Ruzanna Harutyunyan's picture

"Health care reformers have high hopes that the relentless rise in prescription drug costs can be slowed by replacing brand-name medicines with cheaper generic versions," but "so many physicians are so captive of the drug industry that it would take a huge effort to persuade more patients and doctors to use generics," a New York Times editorial states.

"That discouraging lesson can be drawn" from a recent Times article that "reviewed how a big clinical study organized by the federal government found that a generic drug costing only pennies a day lowered high blood pressure more effectively than did newer, far costlier drugs," according to the editorial.

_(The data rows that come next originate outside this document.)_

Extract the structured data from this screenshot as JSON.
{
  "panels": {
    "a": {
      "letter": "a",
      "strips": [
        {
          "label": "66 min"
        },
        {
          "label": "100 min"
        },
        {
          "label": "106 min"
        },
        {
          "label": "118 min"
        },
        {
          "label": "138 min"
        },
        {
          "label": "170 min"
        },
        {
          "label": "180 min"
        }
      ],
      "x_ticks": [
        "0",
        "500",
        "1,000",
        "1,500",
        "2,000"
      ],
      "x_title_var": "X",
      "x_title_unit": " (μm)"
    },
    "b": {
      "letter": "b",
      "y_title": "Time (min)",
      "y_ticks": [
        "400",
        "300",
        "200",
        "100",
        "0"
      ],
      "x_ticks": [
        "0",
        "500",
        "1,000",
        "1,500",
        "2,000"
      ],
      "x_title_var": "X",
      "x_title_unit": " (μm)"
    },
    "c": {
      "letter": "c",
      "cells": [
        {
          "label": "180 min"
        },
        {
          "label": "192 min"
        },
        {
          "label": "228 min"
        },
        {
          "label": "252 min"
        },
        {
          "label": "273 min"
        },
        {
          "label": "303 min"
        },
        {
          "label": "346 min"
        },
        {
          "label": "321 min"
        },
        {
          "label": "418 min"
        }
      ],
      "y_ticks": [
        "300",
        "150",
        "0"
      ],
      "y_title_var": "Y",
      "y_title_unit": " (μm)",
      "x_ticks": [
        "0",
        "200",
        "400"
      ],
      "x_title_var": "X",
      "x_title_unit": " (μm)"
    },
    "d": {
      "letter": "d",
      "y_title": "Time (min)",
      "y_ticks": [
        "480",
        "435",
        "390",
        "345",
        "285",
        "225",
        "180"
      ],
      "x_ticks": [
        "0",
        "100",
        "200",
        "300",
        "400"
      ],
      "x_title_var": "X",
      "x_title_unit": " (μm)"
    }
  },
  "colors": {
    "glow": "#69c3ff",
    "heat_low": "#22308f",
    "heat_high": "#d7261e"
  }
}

The editorial states, "To blunt" the federal "study's impact, pharmaceutical companies initiated heavy marketing campaigns and paid doctors to tout their costlier products," and new "drugs also came along that were not included in the original study, rendering its findings dated." The editorial adds, "The waters were further muddied when some specialists found fault with the design or interpretation of the study and a smaller Australian study reached a different conclusion." According to the editorial, "discouragingly, most of the editorials written about these studies in medical journals took a negative view about substituting generics for the brand-name drugs."

The editorial states, "This history sounds a caution to reformers who want to rely on 'comparative effectiveness' studies to determine which drugs or treatments work best and which are worth paying for," and although that "is no reason to abandon" such studies, "it suggests the need for deep thought on how best to design them and implement the findings."

The editorial concludes, "The researchers speculate that the experts who wrote the editorials may have been influenced by anecdotal experience or by financial ties to the brand-name companies," but "it is disturbing that medical opinion leaders were so reluctant to accept the finding that generic drugs worked as well as their costlier competitors" (New York Times, 12/10).